Шрифт:
Интервал:
Закладка:
– Да, в тот последний вечер, когда мы были у Надьки, ты уехал домой, а я написала тебе письмо. Думала сделать тебе сюрприз, ты бы приехал из отпуска, а тебя бы ждало письмо от меня! Но как же так, Коля! Что теперь будет? – с какой-то разочарованностью и в то же время с нежностью в голосе, спросила она.
– Знаешь, я сам не представляю, что теперь будет, – проговорил он тихим голосом. В голове мелькали мысли, двоякость ее поведения не давала ему возможность сформулировать его отношение к ней. Он понимал всю глупость их не очень хорошо складывающихся отношений, но он не мог дать или отобрать надежду на то, что между ними может быть что-то серьезное. – Обустроюсь, напишу тебе письмо, а там, может, в гости приедешь.

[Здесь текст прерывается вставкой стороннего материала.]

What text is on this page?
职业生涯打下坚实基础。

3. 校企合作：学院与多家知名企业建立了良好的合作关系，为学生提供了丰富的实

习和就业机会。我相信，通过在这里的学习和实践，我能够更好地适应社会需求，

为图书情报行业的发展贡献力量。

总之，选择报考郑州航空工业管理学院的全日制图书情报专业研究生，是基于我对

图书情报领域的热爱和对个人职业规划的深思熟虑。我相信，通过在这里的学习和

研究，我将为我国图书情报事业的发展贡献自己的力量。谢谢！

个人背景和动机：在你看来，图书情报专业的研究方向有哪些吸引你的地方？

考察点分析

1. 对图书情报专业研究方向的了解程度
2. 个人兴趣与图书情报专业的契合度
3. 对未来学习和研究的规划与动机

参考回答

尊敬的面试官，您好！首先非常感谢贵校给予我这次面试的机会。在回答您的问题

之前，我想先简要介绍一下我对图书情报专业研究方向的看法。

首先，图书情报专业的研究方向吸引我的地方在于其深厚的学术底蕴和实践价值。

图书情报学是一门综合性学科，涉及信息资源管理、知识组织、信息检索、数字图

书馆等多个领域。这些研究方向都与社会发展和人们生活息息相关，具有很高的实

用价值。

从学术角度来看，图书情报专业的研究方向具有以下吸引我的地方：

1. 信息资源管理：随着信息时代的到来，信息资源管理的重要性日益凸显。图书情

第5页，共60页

Они подошли к остановке, он с облегчением бросил сумку и повернулся к ней лицом, стараясь уловить ее настроение и чувства. В это время к ним подошла ее подруга. Нина, сделав усилие над собой, улыбнулась и сказала:
– Знакомьтесь, это Николай, только с армии вернулся и опять уезжает, а это Галя, вместе живем и работаем.
Его резануло ее безликое «это Николай» без пояснительного: друг, товарищ, парень, мой…

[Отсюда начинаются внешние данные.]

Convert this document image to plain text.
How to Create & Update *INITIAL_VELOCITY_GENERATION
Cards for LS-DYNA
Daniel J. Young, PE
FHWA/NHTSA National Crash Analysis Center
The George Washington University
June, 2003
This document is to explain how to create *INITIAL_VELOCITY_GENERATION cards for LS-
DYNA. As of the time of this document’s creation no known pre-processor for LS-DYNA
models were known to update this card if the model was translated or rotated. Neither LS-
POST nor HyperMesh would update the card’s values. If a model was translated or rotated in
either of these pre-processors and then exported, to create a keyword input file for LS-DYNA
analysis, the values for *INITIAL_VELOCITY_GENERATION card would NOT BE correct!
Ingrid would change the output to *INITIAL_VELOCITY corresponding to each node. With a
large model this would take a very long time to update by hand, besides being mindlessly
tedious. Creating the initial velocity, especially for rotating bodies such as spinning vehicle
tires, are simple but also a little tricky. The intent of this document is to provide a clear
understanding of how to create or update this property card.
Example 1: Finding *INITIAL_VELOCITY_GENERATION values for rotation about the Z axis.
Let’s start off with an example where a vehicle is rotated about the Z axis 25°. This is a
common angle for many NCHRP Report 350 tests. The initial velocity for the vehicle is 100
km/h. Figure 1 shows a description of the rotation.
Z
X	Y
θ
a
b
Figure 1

– Очень приятно! – сказала Галя.
Николай, взглянув на нее, понял, что ей вовсе не приятно, и, более того, она, видно, была посвящена в то, о чем Николай и не догадывался. Ее глаза говорили о том, что она прекрасно понимает, что происходит в их с Ниной отношениях. Он лишь кивнул головой новой знакомой и опять устремил свой взгляд на черноокую Нину.
– Наш, – коротко сказала Галя, кивнув в сторону подъезжающего автобуса, и бросила Николаю: – До свидания, письма надо писать!

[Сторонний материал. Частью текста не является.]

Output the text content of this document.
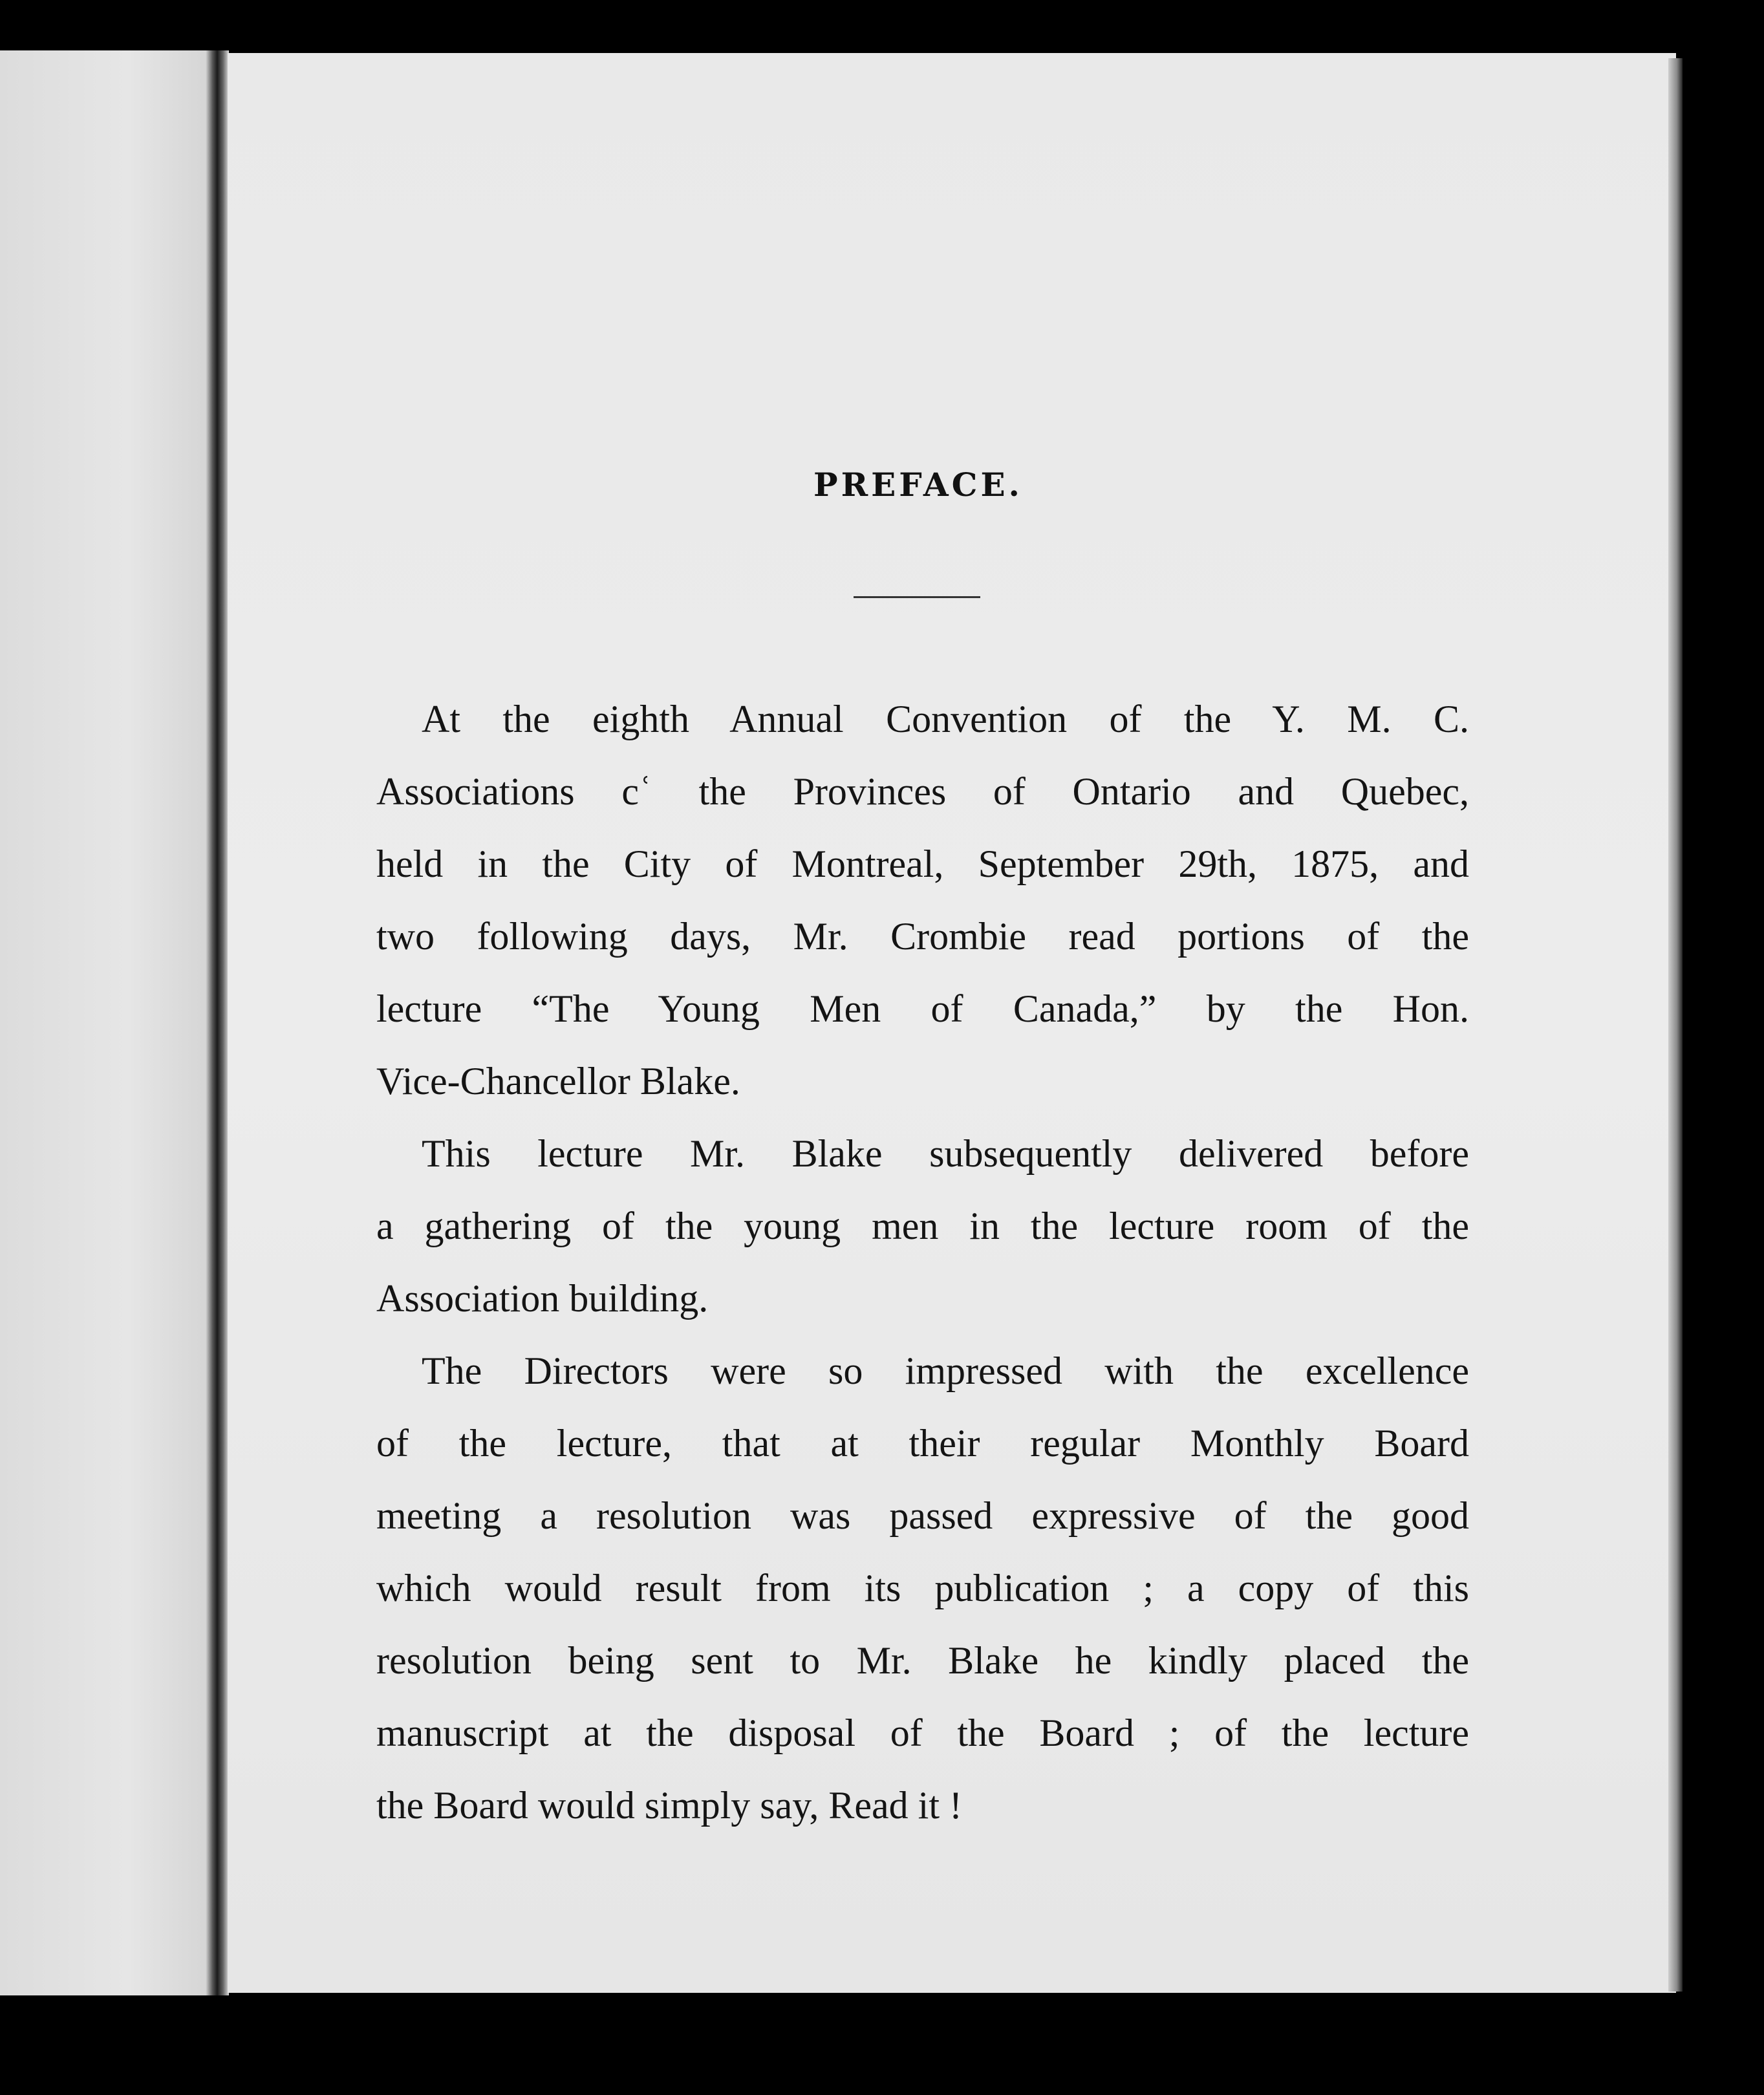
PREFACE.
At the eighth Annual Convention of the Y. M. C.
Associations cʿ the Provinces of Ontario and Quebec,
held in the City of Montreal, September 29th, 1875, and
two following days, Mr. Crombie read portions of the
lecture “The Young Men of Canada,” by the Hon.
Vice-Chancellor Blake.
This lecture Mr. Blake subsequently delivered before
a gathering of the young men in the lecture room of the
Association building.
The Directors were so impressed with the excellence
of the lecture, that at their regular Monthly Board
meeting a resolution was passed expressive of the good
which would result from its publication ; a copy of this
resolution being sent to Mr. Blake he kindly placed the
manuscript at the disposal of the Board ; of the lecture
the Board would simply say, Read it !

– Ну счастливо, спишемся? – полувопросительно сказал Николай, взял Нину за локоть и хотел поцеловать, но она резко вскинула голову и поцеловала его в щеку, как брата.
– Напиши, мне будет интересно, как ты устроишься! Счастливо тебе! – проговорила она второпях, развернулась и вскочила в автобус.
Дверь закрылась, и она исчезла из поля зрения Николая – окна автобуса были запотевшими. Сама встреча, короткая беседа и расставание оставили у Николая щемящее чувство, но не болезненное. Он не ощущал потерю, он понимал, что продолжение может быть, только нужно ли оно? Скорее всего, это чувство возникло из-за того, что от встречи он ожидал чего-то другого. Он искренне стремился к этой встрече и немало приложил для нее усилий, но сложилось так, как сложилось. Два года разлуки охладили чувства, и не было тех острых, ярких отношений, которые присутствовали между ними, когда они дружили. Было похоже, что у нее кто-то есть, иначе почему такая холодность? А может, это обида? Ведь действительно, если смотреть со стороны, то большей частью виноват он, а если учесть, что она все же его ждала, то…
Николай сел в следующий автобус, идущий к автовокзалу. В пустынном и неуютном зале автовокзала он целый час сидел и ждал автобуса на Воронеж.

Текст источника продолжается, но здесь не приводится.